Changing Awareness of Crime

  • Not all types of crime are alike. What different types of crime take place in our society?
  • What kinds of crime exist about which we know very little, or which are simply not reported to the police and the media?
  • How do we explain people’s reluctance to come forward about crimes of which they have been the victim?
  • Some crimes which seem inoffensive, such as counterfeiting of designer goods, have actually been linked to the funding of more serious crime such as terrorism and people trafficking; so why do people turn a ‘blind eye’ to these ‘mild’ crimes?
  • What methods have governments and other agencies used to raise social awareness of these crimes?/

Criminological Theories

  • How do we decide what behaviour is criminal? What is the difference between criminal behaviour and deviance?
  • How do we explain why people commit crime? What makes someone a serial killer, or abusive to their own families?
  • Criminologists have produced theoretical explanations of why people commit crime, but which is the most useful?
  • Are these theories relevant to all types of crime?
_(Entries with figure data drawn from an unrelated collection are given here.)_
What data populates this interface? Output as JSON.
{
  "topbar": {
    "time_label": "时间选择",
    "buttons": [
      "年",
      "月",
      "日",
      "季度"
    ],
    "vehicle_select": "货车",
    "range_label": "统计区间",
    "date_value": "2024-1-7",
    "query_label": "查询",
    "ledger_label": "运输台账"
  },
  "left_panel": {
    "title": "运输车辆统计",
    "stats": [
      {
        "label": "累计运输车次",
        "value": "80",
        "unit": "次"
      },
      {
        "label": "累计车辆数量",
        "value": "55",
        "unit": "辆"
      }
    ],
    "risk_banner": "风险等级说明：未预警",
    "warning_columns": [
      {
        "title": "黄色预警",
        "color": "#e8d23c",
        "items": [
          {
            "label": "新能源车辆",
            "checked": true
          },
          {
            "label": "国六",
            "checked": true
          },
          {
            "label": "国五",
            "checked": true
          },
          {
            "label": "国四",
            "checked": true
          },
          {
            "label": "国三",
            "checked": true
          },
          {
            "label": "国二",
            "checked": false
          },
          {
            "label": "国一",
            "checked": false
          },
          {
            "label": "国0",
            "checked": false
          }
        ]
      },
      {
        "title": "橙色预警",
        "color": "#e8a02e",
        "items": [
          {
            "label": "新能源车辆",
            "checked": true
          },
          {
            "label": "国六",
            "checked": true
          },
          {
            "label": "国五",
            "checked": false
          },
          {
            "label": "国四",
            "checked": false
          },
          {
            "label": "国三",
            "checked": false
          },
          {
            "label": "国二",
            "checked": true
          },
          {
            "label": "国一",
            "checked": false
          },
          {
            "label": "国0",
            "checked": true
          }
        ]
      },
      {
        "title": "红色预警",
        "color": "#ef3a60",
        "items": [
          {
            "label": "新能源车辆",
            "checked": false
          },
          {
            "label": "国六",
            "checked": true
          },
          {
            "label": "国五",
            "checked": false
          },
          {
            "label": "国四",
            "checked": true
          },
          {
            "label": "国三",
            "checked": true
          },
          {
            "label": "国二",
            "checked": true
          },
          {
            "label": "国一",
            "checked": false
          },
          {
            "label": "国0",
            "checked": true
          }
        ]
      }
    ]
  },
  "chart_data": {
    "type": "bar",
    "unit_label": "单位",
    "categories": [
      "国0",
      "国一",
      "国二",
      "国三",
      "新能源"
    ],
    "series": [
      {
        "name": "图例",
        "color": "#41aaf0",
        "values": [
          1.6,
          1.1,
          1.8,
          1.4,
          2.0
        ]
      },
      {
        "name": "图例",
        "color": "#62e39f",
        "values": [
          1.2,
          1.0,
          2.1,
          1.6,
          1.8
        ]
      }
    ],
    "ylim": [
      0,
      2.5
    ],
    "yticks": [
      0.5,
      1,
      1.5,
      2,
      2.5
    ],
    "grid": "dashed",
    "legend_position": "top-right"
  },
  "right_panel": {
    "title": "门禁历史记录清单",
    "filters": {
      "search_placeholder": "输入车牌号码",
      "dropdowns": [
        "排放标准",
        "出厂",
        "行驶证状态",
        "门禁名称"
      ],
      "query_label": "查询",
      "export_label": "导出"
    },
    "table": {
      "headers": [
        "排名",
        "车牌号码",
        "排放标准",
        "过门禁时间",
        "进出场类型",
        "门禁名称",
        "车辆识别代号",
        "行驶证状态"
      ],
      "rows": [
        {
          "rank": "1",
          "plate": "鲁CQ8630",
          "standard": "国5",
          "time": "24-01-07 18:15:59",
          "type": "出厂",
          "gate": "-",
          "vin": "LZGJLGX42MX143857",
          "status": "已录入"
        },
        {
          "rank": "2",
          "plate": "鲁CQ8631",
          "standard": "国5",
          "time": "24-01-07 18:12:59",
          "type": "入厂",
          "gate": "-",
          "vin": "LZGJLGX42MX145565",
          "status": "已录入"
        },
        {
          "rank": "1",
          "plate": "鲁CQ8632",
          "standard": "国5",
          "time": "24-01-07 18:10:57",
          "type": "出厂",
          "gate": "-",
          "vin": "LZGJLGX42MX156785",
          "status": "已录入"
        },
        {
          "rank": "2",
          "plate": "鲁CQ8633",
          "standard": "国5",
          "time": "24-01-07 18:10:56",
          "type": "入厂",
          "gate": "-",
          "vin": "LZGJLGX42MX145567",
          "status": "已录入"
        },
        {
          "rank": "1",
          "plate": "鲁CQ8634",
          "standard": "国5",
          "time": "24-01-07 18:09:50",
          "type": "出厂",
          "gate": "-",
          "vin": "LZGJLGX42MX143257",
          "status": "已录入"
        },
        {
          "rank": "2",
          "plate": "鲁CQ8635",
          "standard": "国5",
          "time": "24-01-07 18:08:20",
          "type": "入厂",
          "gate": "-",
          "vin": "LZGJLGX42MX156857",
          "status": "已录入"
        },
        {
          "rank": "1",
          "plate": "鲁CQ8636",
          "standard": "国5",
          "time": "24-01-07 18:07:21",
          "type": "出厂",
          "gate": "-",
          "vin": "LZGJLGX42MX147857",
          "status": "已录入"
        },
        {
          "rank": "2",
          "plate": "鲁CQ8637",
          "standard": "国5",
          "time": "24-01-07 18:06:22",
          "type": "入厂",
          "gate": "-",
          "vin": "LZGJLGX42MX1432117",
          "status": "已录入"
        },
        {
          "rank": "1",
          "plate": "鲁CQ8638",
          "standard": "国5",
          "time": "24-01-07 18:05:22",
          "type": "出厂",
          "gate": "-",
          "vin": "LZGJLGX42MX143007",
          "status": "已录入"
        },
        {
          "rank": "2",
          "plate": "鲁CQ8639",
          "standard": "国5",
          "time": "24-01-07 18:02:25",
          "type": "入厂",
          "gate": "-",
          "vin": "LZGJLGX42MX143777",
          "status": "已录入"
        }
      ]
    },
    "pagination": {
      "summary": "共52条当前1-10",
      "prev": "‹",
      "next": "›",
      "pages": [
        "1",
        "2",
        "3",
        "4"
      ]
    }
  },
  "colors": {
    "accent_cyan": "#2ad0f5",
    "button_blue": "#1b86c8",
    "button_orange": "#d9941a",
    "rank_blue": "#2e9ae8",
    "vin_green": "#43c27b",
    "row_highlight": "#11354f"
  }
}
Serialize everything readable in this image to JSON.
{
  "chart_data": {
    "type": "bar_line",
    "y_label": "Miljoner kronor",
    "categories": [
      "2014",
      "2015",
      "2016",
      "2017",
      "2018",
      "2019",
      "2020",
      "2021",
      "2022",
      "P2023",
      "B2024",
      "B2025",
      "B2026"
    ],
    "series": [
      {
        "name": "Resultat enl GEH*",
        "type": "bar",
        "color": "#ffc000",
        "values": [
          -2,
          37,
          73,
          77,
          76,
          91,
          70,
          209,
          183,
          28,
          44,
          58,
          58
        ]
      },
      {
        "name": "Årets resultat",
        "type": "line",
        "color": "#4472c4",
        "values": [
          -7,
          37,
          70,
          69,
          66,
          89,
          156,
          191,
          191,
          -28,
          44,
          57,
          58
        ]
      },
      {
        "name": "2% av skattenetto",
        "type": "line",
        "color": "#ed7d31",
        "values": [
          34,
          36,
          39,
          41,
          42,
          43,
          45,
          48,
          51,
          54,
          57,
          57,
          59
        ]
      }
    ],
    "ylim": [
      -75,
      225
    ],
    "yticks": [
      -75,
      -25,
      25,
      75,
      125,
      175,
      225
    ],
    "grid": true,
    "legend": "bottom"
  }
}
What can we learn from the strengths and weaknesses of each?
  • How can these theories be applied to real life scenarios and real life crimes?
  • Knowing about the different types of crime and the criminological approaches to theory will give you a sharper insight into the kind of thinking used by experts and politicians to explain crime and criminality

Crime Scene to Courtroom

  • What are the roles of personnel involved when a crime is detected?
  • What investigative techniques are available to investigators to help to identify the culprit?
  • Do techniques differ depending on the type of crime being investigated?
  • What happens to a suspect once charged by the police and the Crown Prosecution Service (CPS)?
  • What safeguards are in place to ensure a suspect has a fair trial?
  • The criminal trial process involves many different people and agencies. Learning about the roles of these will give you a clearer insight into what happens once a crime is detected and the process that leads to either a guilty or non-guilty verdict.

Crime and Punishment

  • Why do most of us tend to obey the law even when to do so is against our own interests?
  • What social institutions have we developed to ensure that people do obey laws?
  • What happens to those who violate our legal system? Why do we punish people?
  • How do we punish people?
  • What organisations do we have in our society to control criminality or those who will not abide by the social rules that most of us follow?
  • We spend a great deal of taxpayers’ money on social control, so how effective are these organisations in dealing with criminality?